Огромный спортивный зал, из которого по случаю концерта удалили все доступные снаряды, являл собой в этот вечер чудо неустанного недельного труда веселых добровольцев. Стены были обклеены рисунками и плакатами, рекламировавшими праздник и пестрели надувными шарами; с потолка свисали бумажные гирлянды, а по углам стен развесили мигающие лампочки, которым предстояло зажечься с началом танцев.

Дальний угол зала, примыкающий к раздевалкам, отвели для сцены, которую обили бумажной тканью цвета сажи. Длинные деревянные скамьи расположили по периметру помещения, и на них вставали те, кому не удалось занять места вблизи сцены, и которые пытались что-то разглядеть поверх океана голов соучеников. Некоторые даже залезали на спортивные лестницы.

Вся школа, все ученики и многие из педагогов присутствовали на традиционном шоу, которое должно было запечатлеться в их памяти на целый год.

Шестеро друзей, которые из-за сони Одеда едва избежали участи также карабкаться на скамьи и на лестницы, стояли в центре зала, прижатые друг к другу так, что их дыхание сливалось воедино. Хорошо еще, что все окна были открыты и вовсю работали вентиляторы! С самого их появления здесь, Шели озиралась по сторонам и напрашивалась на лестные отзывы товарищей о своем труде, доставившем ей массу удовольствия.

– Я уже привыкла к тому, что после таких удовольствий ты берешь у меня все конспекты, – пожурила ее Лиат.

– Жадина! – сказала Шели. – Знаешь, в чем разница между конспектами и удовольствиями? То, что конспекты можно всегда восполнить, в отличие от удовольствий.

Хен Шломи согласился с ней. Этим вечером его вьющаяся шевелюра была собрана на затылке в пучок, а мощный торс юноши облегала черная с серебром футболка.
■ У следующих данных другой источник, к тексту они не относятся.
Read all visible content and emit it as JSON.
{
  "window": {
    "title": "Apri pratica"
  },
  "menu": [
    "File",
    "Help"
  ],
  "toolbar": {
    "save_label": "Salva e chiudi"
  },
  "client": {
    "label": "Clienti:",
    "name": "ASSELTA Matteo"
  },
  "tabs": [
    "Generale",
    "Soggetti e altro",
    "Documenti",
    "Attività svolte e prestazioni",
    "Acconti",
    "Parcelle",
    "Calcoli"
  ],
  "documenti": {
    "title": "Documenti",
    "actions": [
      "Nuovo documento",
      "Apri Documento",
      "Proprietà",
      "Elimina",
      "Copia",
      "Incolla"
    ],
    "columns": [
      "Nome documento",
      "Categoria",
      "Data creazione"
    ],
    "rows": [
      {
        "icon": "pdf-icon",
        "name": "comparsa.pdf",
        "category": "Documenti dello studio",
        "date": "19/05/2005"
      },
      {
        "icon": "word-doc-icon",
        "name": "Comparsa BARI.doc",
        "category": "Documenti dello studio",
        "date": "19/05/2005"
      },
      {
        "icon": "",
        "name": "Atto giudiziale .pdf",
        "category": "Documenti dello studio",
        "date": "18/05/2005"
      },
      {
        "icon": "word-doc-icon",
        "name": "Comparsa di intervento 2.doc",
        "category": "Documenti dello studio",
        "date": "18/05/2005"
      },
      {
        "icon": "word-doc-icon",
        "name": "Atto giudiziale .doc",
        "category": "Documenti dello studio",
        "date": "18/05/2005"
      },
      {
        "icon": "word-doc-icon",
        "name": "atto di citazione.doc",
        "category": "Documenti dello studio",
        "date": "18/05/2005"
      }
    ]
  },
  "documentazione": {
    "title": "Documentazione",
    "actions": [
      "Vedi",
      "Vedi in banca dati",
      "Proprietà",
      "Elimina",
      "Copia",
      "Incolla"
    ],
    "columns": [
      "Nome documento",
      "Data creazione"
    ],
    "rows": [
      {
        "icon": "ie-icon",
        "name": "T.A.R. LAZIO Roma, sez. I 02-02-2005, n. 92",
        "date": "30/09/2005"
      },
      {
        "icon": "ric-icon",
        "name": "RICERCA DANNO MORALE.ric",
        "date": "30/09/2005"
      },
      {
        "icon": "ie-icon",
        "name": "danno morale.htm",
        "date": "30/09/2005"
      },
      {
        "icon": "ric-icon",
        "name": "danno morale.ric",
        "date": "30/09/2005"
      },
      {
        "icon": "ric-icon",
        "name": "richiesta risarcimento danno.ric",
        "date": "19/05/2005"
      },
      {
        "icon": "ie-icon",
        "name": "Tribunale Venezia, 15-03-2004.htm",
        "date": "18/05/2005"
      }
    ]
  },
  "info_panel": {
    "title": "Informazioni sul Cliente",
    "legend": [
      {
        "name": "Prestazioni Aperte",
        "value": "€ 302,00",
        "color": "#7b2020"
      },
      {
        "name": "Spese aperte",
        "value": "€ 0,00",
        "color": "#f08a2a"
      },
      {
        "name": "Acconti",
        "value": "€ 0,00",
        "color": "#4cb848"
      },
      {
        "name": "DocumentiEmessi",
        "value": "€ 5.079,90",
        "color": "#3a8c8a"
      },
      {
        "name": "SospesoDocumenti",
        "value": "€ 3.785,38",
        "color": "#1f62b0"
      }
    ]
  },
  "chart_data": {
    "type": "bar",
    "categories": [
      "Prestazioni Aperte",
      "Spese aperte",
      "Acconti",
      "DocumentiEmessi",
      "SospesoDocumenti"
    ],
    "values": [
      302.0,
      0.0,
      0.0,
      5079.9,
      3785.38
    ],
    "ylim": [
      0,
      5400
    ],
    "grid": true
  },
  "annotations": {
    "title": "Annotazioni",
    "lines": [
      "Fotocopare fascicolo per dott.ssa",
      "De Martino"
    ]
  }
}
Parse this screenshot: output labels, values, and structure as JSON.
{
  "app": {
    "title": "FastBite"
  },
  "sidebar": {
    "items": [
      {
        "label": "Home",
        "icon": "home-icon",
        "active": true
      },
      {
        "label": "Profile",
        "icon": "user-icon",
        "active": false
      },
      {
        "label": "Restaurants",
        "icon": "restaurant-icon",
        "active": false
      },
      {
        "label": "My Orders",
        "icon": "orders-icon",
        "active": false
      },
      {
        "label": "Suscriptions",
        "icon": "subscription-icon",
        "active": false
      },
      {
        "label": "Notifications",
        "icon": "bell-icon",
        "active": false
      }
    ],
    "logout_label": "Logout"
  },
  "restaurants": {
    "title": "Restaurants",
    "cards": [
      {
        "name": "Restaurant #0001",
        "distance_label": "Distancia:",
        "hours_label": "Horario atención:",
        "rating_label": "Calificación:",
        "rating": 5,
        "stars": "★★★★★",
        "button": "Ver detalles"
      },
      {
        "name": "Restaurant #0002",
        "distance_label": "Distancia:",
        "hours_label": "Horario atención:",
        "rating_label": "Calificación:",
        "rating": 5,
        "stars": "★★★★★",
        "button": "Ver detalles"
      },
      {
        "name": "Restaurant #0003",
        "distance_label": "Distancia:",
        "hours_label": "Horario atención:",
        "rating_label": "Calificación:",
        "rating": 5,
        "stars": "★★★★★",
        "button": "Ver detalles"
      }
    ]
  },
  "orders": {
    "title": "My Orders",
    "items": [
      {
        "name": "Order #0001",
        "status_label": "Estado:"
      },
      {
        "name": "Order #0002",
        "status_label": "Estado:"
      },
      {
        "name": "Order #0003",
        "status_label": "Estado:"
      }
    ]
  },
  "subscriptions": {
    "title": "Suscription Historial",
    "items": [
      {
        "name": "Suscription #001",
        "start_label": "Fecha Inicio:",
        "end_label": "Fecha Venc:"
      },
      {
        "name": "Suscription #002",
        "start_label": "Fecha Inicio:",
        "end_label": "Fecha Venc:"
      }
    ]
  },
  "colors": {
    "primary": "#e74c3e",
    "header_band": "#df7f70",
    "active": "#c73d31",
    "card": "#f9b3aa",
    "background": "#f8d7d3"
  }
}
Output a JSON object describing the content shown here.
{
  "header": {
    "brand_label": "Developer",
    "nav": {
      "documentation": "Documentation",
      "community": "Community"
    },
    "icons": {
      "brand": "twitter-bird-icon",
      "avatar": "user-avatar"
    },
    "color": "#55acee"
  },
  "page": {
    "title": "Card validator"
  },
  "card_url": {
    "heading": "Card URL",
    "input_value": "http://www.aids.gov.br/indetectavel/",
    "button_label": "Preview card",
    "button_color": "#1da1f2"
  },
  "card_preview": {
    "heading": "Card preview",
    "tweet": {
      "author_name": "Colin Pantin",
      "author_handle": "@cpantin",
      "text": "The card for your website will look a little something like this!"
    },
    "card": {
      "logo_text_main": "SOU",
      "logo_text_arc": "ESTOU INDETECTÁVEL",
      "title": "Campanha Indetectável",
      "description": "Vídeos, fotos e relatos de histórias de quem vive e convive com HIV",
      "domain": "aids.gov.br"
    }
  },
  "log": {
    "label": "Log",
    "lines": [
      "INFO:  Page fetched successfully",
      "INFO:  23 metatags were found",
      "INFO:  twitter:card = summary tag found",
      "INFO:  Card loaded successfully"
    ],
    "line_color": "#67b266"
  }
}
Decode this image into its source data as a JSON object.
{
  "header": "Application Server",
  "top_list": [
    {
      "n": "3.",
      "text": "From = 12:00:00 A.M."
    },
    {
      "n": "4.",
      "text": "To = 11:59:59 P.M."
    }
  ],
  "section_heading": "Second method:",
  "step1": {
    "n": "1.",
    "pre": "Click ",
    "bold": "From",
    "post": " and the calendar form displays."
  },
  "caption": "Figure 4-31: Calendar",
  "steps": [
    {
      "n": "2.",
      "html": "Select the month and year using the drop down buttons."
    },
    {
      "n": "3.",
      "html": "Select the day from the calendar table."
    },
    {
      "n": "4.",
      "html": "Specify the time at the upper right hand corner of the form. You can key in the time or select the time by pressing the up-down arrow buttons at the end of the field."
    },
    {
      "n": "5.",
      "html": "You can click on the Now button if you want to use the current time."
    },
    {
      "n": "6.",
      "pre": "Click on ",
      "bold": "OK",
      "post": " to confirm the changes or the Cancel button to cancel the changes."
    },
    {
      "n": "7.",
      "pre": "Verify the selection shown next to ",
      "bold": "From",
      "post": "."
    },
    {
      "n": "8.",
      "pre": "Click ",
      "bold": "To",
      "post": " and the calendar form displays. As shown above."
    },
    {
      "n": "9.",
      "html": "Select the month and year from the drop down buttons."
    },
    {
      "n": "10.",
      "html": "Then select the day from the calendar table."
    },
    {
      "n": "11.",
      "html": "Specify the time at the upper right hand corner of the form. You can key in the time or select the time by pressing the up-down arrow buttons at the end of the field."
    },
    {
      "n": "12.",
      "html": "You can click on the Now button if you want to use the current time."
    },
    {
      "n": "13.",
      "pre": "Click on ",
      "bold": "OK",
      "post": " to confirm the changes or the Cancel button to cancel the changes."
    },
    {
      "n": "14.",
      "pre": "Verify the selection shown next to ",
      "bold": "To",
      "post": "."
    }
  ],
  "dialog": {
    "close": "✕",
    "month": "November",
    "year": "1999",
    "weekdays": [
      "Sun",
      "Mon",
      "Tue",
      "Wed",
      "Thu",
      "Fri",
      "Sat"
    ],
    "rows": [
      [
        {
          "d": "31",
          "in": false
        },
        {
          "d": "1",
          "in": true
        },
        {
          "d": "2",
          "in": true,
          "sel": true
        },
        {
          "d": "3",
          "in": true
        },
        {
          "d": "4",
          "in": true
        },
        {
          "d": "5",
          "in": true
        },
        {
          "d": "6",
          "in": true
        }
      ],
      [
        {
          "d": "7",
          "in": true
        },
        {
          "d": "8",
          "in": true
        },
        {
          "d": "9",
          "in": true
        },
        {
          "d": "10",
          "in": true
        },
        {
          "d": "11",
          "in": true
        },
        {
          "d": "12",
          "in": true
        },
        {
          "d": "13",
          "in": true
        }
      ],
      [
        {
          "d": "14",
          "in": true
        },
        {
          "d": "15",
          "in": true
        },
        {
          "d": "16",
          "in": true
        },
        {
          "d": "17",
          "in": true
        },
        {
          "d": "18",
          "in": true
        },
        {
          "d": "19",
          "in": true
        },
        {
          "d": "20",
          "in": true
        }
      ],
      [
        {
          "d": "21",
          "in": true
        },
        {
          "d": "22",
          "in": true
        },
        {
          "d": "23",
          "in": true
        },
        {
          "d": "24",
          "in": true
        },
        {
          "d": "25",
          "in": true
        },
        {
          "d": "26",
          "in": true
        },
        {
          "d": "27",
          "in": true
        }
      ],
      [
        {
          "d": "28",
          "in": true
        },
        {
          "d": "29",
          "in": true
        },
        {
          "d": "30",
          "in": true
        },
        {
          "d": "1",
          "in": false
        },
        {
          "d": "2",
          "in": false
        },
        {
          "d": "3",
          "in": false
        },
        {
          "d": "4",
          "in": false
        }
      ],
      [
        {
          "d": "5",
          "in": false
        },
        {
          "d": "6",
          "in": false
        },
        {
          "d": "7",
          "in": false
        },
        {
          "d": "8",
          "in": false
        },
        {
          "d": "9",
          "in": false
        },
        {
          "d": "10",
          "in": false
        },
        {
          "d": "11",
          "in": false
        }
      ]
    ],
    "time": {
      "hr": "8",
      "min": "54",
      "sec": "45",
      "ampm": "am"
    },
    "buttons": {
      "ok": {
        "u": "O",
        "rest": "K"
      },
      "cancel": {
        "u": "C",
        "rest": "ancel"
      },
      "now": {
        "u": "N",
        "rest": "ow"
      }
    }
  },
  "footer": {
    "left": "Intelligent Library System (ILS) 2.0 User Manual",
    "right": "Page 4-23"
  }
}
Выступающая по приглашению рок-группа была одной из его самых любимых, и он, сияя, подпевал солисту, размахивал руками, свистел от восторга и возбужденно повторял, что после концерта побежит за автографом.

Интеллектуал Шахар тщетно пытался найти в исполняемых песнях оправдание дикому воодушевлению друга: тексты их не блистали высокой поэзией, в музыке преобладали шумовые эффекты, заглушавшие пение. Но толпе было весело, и он веселился тоже. Галь, прижимавшаяся к нему, жаловалась, что почти ничего не видит, и Шахару пришлось посадить ее себе на плечи.

Увидав это, Шели тотчас заставила Хена сделать с ней то же самое. Возвысившись над ревущей аудиторией, обе девушки взялись за руки и вскинули их вверх, соорудив таким образом мостик над головами своих парней, чьи руки теперь были заняты тем, что придерживали двигавшиеся в такт музыке стройные ноги подруг.